I am the First and the Last. Jesus is the First and the Last, the Beginning and the End, the Alpha and the Omega (1:8, 21:6, 22:12-20). This is a clear statement of His deity. He has no beginning…He is the beginning. He has no end…He is eternal.
I am He who lives and was dead and I am alive forevermore. Jesus lived, died, and lives again. His eternal nature could not be defeated by death. The power of His life is infinitely stronger than the bonds of physical death. He is the resurrection and the life.
I have the keys of Hades and Death. Jesus is the only defeater of death, the only One stronger than death, the only One who can restore us from death. He has authority over the grave, over Satan, and over physical and spiritual death. Therefore if sin and death are our ultimate enemies, then only Jesus is our ultimate Savior.
Lord, thank You for defeating death. I bow down and worship You today!
January 6, 2009
Read and meditate on Romans 11:33-36 today:
33 Oh, the depth of the riches of the wisdom and knowledge of God!
How unsearchable his judgments,
and his paths beyond tracing out!
34 “Who has known the mind of the Lord?
Or who has been his counselor?”
35 “Who has ever given to God,
that God should repay him?”
36 For from him and through him and to him are all things.
To him be the glory forever! Amen.
“For from Him and through Him and to Him are all things.” God is the source, means, and goal of all things. In other words, my life is from Him. He is my creator and designer. From my fingerprints to my personality, God has uniquely crafted me for His purposes.
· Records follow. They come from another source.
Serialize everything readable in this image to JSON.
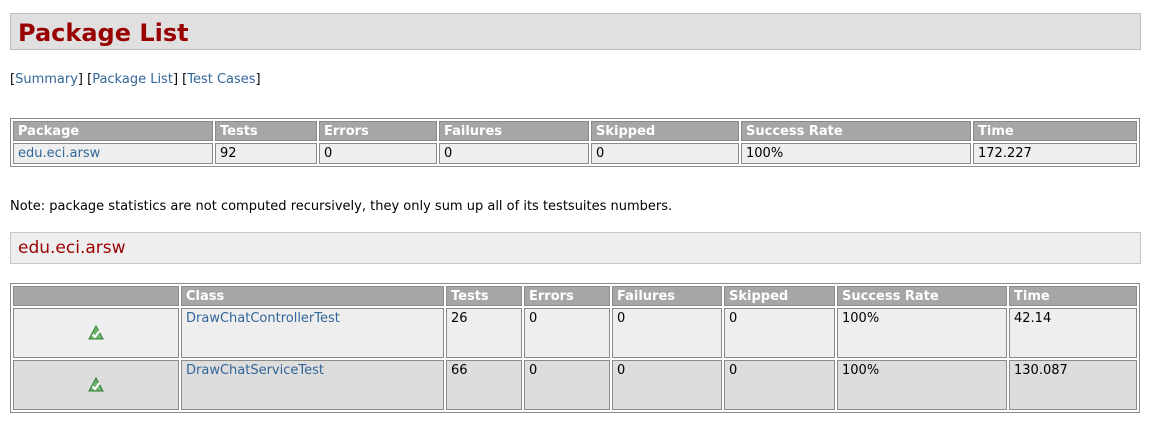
{
  "page": {
    "title": "Package List"
  },
  "nav": {
    "summary": "Summary",
    "package_list": "Package List",
    "test_cases": "Test Cases"
  },
  "package_table": {
    "headers": [
      "Package",
      "Tests",
      "Errors",
      "Failures",
      "Skipped",
      "Success Rate",
      "Time"
    ],
    "rows": [
      {
        "package": "edu.eci.arsw",
        "tests": "92",
        "errors": "0",
        "failures": "0",
        "skipped": "0",
        "success_rate": "100%",
        "time": "172.227"
      }
    ]
  },
  "note": "Note: package statistics are not computed recursively, they only sum up all of its testsuites numbers.",
  "package_section": {
    "heading": "edu.eci.arsw"
  },
  "class_table": {
    "headers": [
      "",
      "Class",
      "Tests",
      "Errors",
      "Failures",
      "Skipped",
      "Success Rate",
      "Time"
    ],
    "rows": [
      {
        "status_icon": "check-icon",
        "class": "DrawChatControllerTest",
        "tests": "26",
        "errors": "0",
        "failures": "0",
        "skipped": "0",
        "success_rate": "100%",
        "time": "42.14"
      },
      {
        "status_icon": "check-icon",
        "class": "DrawChatServiceTest",
        "tests": "66",
        "errors": "0",
        "failures": "0",
        "skipped": "0",
        "success_rate": "100%",
        "time": "130.087"
      }
    ]
  },
  "colors": {
    "title": "#990000",
    "link": "#336699",
    "header_bg": "#a6a6a6",
    "row_a": "#eeeeee",
    "row_b": "#dddddd",
    "icon_green": "#3fa33f"
  }
}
My life is through Him. He is sustainer of my life. In Him, I live and move and have my very being (Acts 17:28). Every breath is a gift from Him. He is also the guide and overseer of my life. Every event that happens to me passes through His hands first.
My life is to Him. My life is to be lived for God’s glory. The goal of my life should be to shine forth the character of God. To praise Him verbally. To thank Him daily. To obey Him voluntarily. To live for Him joyfully.
I do not do this so that God will “owe” me…as if to say, ”God, I’ll acknowledge and serve You if You in turn give me happiness, good health, prosperity, comfort, and eternal life.” This passage reminds us, Who has ever given to God that God should repay him? God never owes me anything. Everything I have is a gift of His grace. We don’t live for God to get things from Him, we live for God because it is our purpose and our privilege to do so. As the Westminster catechism once taught us, “What is the chief end of man? Man’s chief end is to glorify God and enjoy Him forever.”
Lord, may my life be a reflection of You today. Fill me with Your joy, Your strength and Your peace for my life is “from You, through You, and to You” and without You I can do nothing.